Mediasi Gugatan Internal LSP Satria Nusantara Kota Bekasi Belum Capai Kesepakatan, Sidang Berlanjut

IMG 20260724 WA0036BEKASI- bekasitoday.com – Sidang mediasi perkara gugatan internal di tubuh Lembaga Seni Pernafasan (LSP) Satria Nusantara Cabang Margajaya, Kota Bekasi, Jawa Barat, belum menghasilkan kesepakatan damai. Mediasi yang berlangsung di Pengadilan Negeri Kota Bekasi itu merupakan bagian dari perkara Nomor 315/Pdt.G/2026/PN.Bks.

Proses mediasi dipimpin oleh mediator Pengadilan Negeri Kota Bekasi, Suwanto, SH, pada Selasa (21/7/2026), dengan mempertemukan pihak penggugat dan para tergugat untuk mencari penyelesaian secara musyawarah.

Ketua LSP Satria Nusantara Kota Bekasi, Andianto Nugroho, yang menjadi salah satu pihak tergugat, menegaskan bahwa seluruh dalil yang diajukan oleh Ahmad Suyudina selaku penggugat tidak sesuai dengan fakta yang terjadi di internal organisasi.

Menurut Andianto, seluruh tuduhan yang dialamatkan kepada para tergugat akan dijawab melalui mekanisme persidangan dengan menghadirkan bukti administrasi, dokumen organisasi, data presensi, serta saksi-saksi dari jajaran pengurus.

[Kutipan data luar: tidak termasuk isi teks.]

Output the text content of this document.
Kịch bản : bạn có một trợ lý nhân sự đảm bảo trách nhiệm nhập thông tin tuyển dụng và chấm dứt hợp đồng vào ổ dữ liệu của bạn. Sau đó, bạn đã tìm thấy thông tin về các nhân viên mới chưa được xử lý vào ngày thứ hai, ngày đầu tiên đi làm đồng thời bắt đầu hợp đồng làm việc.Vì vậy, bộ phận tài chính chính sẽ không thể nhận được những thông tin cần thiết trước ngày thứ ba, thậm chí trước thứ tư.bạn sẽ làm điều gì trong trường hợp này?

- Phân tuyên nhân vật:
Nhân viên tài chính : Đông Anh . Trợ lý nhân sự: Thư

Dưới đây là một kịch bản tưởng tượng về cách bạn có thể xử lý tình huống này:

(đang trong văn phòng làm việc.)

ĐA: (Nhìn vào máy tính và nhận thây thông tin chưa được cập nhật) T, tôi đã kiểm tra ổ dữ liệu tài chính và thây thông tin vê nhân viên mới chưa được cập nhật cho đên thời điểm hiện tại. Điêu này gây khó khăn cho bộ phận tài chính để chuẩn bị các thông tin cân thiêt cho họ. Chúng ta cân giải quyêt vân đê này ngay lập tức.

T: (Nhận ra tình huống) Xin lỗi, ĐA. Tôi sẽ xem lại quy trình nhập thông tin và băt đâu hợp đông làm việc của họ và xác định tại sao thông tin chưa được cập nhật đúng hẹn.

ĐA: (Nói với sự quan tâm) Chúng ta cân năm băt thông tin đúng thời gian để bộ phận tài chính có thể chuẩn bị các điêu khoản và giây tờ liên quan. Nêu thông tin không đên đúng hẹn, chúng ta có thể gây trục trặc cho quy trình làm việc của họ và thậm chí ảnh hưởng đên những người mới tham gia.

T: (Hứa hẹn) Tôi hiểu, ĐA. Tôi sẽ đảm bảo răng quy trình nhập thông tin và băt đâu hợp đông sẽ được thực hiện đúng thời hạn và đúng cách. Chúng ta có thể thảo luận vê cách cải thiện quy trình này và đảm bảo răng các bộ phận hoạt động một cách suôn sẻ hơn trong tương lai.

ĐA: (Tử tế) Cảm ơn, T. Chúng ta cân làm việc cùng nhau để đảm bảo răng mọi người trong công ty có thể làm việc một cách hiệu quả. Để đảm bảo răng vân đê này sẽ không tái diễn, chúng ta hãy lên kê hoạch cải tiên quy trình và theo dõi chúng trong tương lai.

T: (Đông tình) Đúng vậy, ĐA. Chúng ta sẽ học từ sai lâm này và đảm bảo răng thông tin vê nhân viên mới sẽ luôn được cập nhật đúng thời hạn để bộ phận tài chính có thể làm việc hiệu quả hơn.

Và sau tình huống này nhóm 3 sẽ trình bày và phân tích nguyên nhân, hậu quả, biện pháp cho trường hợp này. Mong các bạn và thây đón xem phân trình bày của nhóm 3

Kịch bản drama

“Intinya semua dalil yang disampaikan penggugat kami bantah karena tidak sesuai fakta, “tegas Andianto.

Salah satu poin gugatan yang dibantah adalah terkait tidak diberangkatkannya penggugat sebagai atlet pada Festival Olahraga Masyarakat Nasional (FORNAS) VIII Tahun 2025 di Nusa Tenggara Barat (NTB). Andianto menegaskan bahwa keputusan tersebut bukan merupakan kebijakan pengurus LSP, melainkan berada dalam kewenangan Komite Olahraga Masyarakat Indonesia (KORMI) Jawa Barat.

Menurutnya, atlet yang diberangkatkan ke FORNAS telah melalui proses evaluasi dan seleksi sesuai mekanisme yang berlaku.

“Kami sebagai pengurus tidak merampas hak siapa pun. Yang berangkat ke NTB adalah mereka yang telah terpilih berdasarkan evaluasi dan ketentuan yang berlaku, “ujarnya.

Meski menghormati proses mediasi yang difasilitasi Pengadilan Negeri Kota Bekasi, Andianto menyebut usulan perdamaian yang diajukan penggugat belum dapat disepakati. Karena itu, penyelesaian perkara akan dilanjutkan sesuai tahapan persidangan.

“Kami siap mengikuti tahap demi tahap proses persidangan, sekaligus membawa bukti-bukti dan saksi, “tandasnya.

Sementara itu, berdasarkan resume mediasi, pihak penggugat menyatakan dirinya mengalami perlakuan yang dinilai tidak adil di lingkungan organisasi. Ahmad Suyudina mengaku tidak diberangkatkan sebagai atlet pada FORNAS VIII Tahun 2025 di NTB, merasa dipermalukan saat evaluasi kenaikan tingkat, hingga akhirnya memutuskan mengundurkan diri dari organisasi.

Dalam usulan perdamaian yang diajukannya, penggugat meminta para tergugat menyampaikan permohonan maaf secara tertulis, mengembalikan status kepelatihannya, serta mencabut atau mengembalikan surat keputusan pemberhentiannya.

Dengan belum tercapainya kesepakatan dalam mediasi, perkara tersebut selanjutnya akan memasuki tahapan persidangan untuk menguji seluruh dalil, bukti, dan keterangan para pihak sesuai ketentuan hukum yang berlaku.(Ek/Nr).